PSALM received the ERC decision on 19 February 2013 authorizing it to recover PhP53.851 billion through the UC-SCC, at a rate of PhP0.1938 per kilowatt-hour (kWh). The amount is lower than the PhP0.3666/kWh PSALM originally proposed.
"Under the Electric Power Industry Reform Act (EPIRA), PSALM is authorized to calculate the UC-SCC and UC for stranded debts (SD) following strictly the ERC guidelines. It is entitled to collect the rates that the ERC approved. However, the ERC set to zero the UC-SD," PSALM President and Chief Executive Officer Emmanuel R. Ledesma, Jr. said.
"The proponents of the EPIRA have recognized the fact that the privatization proceeds will not be enough to cover NPC's financial obligations. PSALM also continues to incur losses from the operations of its remaining generating assets and the IPP plants. The authors of the law allowed the collection of UC to bridge the gap," Ledesma said.
PSALM filed its petitions in June 2011 to recover PhP74 billion through the UC-SCC to be collected over a four-year period, and PhP66 billion through the UC-SD supposedly to be collected in 15 years based on assumptions following the ERC guidelines. The UC-SCC was approved with modification at PhP53.851 billion, and while the ERC determined that no stranded debts were incurred, it allowed PSALM to file for an annual true-up adjustment.

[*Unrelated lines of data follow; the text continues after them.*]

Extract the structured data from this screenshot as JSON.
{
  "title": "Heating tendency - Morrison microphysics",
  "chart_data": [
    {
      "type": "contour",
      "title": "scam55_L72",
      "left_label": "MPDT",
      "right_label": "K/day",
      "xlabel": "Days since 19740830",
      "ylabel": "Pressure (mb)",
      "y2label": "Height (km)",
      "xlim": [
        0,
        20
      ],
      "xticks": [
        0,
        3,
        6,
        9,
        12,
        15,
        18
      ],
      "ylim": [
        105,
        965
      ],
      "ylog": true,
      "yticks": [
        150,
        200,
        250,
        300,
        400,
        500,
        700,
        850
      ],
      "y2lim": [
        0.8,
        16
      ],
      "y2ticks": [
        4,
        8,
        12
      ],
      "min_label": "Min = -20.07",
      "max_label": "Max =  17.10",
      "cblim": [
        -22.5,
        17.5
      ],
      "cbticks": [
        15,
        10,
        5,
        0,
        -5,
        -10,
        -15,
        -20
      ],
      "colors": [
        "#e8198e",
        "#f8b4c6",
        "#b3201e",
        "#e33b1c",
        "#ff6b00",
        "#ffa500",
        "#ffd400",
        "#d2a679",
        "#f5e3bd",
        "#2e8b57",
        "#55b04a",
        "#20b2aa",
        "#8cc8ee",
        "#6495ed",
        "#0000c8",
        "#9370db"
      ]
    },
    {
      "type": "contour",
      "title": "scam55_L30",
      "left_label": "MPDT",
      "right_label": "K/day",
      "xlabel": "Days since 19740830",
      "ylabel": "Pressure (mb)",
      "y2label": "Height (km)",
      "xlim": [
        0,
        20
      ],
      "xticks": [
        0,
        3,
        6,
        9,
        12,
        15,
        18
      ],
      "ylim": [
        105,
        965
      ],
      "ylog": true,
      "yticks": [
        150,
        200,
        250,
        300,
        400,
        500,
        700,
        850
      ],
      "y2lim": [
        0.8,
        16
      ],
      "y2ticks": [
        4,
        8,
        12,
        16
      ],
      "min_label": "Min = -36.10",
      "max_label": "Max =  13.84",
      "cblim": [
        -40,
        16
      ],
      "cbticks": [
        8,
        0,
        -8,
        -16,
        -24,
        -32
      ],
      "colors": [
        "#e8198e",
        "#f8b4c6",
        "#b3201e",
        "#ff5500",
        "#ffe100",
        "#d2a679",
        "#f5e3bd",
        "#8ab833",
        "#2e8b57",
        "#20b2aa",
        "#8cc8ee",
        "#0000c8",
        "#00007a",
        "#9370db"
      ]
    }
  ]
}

Ledesma also explained that financial obligations forming part of the stranded debts are actual obligations incurred by NPC prior to the enactment of the EPIRA as a result of the need to construct power plants to avoid power outage and to supply the country's electricity requirements. These financial obligations include additional debts incurred by NPC to subsidize plant operations in light of the rate capping measures previously implemented by the government to ensure more affordable electricity costs to consumers at that time.
The EPIRA defines stranded debts as any unpaid financial obligation of NPC that has not been liquidated by the proceeds from the privatization of PSALM's generating assets, and stranded contract costs as the excess of the contracted cost of electricity under eligible contracts over the actual selling price of the contracted energy output of these contracts in the market.
Currently, PSALM is evaluating the ERC decisions and may take appropriate action as it deems necessary to protect the interest of the nation.